Chicago's DJ Slugo Fired From Spike Lee Film For Pay to Play Scheme, Draws Attention to Industry-wide Problem

31st May 2015 11 comments


Last week Chicago’s own DJ Slugo was relieved of his duties as music supervisor for Spike Lee’s latest film, Chiraq. The DJ had been put in charge of finding music for the film when Mr. Lee chose to feature all Chicago artists on the upcoming soundtrack. Unbeknownst to Lee and his team, Slugo was charging artists for their submissions and when Lee found out, Slugo got sacked. Media coverage on this has been slim and details scarce. Specifics about what exactly DJ Slugo was asking of artists haven’t been released but we were able to obtain two of the emails DJ Slugo sent to those who submitted tracks for consideration. A couple of the artists who submitted their work for consideration were kind enough to forward those emails along to us.
There doesn’t seem to be much rhyme or reason behind DJ Slugo’s pricing methodology. The first photo shows two pricing options; one charging $300.00 per song with 10% of future soundtrack revenues going to the artist. The second charging $500.00 per song with the artist getting 0% of the soundtrack revenue. Option two is especially puzzling as it’s charging more and offering no future royalties from a soundtrack that will likely be fairly successful.

Screen Shot 1

Email number two has an altogether different pair of propositions. With the first, artists could choose to pay $100 per submission with 10% of future revenue going to Blok Club DJs (DJ Slugo), and artists getting 90%. The second option was for the artists to pay $250 per song, yet receive 100% of future revenue.

Screen Shot 2

DJ Slugo issued the following statement regarding the incident: “Hello unfortunately I may have lost my submission privileges for making a very bad decision in trying to charge Chicago artist for an opportunity to submit music for this film… This is not the way Spike Lee nor his team operates and I take full responsibility for my bad decision. I am doing everything in my power to fix this problem with Mr Lee and his team so that the artist submissions that I have in my email are not punished for my wrong doings… Please forgive me for my actions and I hope that I can fix this and somehow get your submission to their staff. Again I ask that you forgive my poor decision making!!! Please hold me and only me responsible for this issue what I did was in no way professional and whatever punishment Mr Lee wants to hand down to me I will accept it and ask him to please not hold it against any Chicago artist period!!!
I will keep all of you guys emails and songs stored and turn them over to him if he allows me too!!!

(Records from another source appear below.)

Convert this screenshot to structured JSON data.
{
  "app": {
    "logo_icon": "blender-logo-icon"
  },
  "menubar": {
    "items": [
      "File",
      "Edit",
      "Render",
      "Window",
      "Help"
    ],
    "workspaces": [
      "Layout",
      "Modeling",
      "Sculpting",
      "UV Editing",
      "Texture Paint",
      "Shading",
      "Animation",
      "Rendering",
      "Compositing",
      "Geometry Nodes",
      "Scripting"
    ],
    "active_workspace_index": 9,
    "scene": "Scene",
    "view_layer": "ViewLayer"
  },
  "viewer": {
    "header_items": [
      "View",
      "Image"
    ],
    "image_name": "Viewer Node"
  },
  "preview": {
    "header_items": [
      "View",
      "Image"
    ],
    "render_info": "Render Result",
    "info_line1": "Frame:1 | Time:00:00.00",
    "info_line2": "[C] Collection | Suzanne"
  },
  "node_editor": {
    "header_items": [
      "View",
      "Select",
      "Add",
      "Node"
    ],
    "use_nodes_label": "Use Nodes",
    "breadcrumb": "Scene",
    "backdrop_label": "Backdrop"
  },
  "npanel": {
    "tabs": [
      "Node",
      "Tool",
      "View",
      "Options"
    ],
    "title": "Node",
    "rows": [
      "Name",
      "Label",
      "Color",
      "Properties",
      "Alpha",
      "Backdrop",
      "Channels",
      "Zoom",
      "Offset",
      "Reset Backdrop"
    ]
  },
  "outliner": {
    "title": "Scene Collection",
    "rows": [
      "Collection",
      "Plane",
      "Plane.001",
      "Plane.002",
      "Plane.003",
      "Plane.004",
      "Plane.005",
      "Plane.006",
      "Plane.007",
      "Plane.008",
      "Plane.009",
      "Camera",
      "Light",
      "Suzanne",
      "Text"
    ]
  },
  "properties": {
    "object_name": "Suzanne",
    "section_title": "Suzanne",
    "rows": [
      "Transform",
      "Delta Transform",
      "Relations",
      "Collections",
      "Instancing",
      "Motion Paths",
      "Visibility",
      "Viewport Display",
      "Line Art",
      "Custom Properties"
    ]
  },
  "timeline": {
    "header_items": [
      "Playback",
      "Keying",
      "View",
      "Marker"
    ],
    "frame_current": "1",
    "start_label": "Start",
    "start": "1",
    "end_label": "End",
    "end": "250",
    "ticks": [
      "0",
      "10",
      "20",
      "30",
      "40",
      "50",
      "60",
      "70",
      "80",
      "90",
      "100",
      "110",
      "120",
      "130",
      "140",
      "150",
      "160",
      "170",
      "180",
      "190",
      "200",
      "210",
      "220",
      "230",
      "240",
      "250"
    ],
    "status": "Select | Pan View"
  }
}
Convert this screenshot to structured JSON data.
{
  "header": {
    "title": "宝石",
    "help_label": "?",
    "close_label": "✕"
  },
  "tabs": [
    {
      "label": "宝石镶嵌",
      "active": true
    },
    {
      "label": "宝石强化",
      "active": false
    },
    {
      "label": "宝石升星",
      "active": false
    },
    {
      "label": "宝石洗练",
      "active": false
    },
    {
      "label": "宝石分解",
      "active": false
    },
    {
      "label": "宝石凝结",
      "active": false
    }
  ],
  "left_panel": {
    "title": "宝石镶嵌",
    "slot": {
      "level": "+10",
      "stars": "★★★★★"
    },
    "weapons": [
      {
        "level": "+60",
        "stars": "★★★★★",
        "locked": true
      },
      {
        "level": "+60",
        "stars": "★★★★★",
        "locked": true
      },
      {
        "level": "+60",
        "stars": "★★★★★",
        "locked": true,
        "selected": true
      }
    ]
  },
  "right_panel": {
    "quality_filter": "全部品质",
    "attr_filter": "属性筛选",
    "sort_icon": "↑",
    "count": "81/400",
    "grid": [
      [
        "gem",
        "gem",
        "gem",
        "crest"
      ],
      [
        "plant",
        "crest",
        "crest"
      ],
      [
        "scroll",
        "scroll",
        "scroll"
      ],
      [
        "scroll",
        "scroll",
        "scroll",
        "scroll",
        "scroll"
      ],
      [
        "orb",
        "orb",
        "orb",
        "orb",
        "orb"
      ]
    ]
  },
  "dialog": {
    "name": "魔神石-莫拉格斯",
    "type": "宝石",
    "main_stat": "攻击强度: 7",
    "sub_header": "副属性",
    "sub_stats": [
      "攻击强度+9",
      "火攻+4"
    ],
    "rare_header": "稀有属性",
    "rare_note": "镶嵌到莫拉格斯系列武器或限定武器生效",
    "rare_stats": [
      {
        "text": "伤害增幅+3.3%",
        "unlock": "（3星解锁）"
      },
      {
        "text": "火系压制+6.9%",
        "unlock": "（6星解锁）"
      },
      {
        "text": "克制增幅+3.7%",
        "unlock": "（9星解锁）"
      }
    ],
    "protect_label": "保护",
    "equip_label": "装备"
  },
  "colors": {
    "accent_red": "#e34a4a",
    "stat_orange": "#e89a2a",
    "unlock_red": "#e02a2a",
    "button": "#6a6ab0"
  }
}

There seem to be pretty polarizing opinions on DJ Slugo’s actions. Some seem to believe that this is a non-issue; Slugo has apologized and no harm was done. On Twitter and Facebook there are several comments from those offering support to the DJ and thanking him for his dedication to Chicago and its artists. Others believe that this situation is indicative of a larger issue within the music industry at large, and Chicago specifically. The expectation of pay to play by DJs and blogs is becoming something of a regular occurrence, and one that leaves new artists in a difficult position. Not only do artists need to pay for recording, equipment, management, marketing, touring expenses, and merchandise, it’s not unreasonable to say that they also need to allocate money for extortion from those wishing to prey on their hopes and dreams.
This is nothing new in music, but with the increased popularity of independent websites, tumblr pages, and Podcasts, there are more outlets than ever for artists to find an audience. As wonderful as this is, it leaves much room for bad practices to become acceptable.

Artists fight an increasing number of obstacles to be heard, which is a big enough battle. When those who claim to be fighting for new artists have ulterior motives, the fight becomes exacerbated. It may be safe to presume that Slugo is as remorseful as he claims to be, but sadly, he was merely one of many. Others remain, looking for ways to take money from artists wanting a chance to be heard by a large audience. Chicago’s rap and hip hop communities were excited at the opportunity to have their music potentially heard by everyone who saw Chiraq and now, it’s unclear how soundtrack submissions will be handled.
One thing is certain; if artists don’t become more vocal about these incidents, not only will they become more commonplace, the cost will become far greater.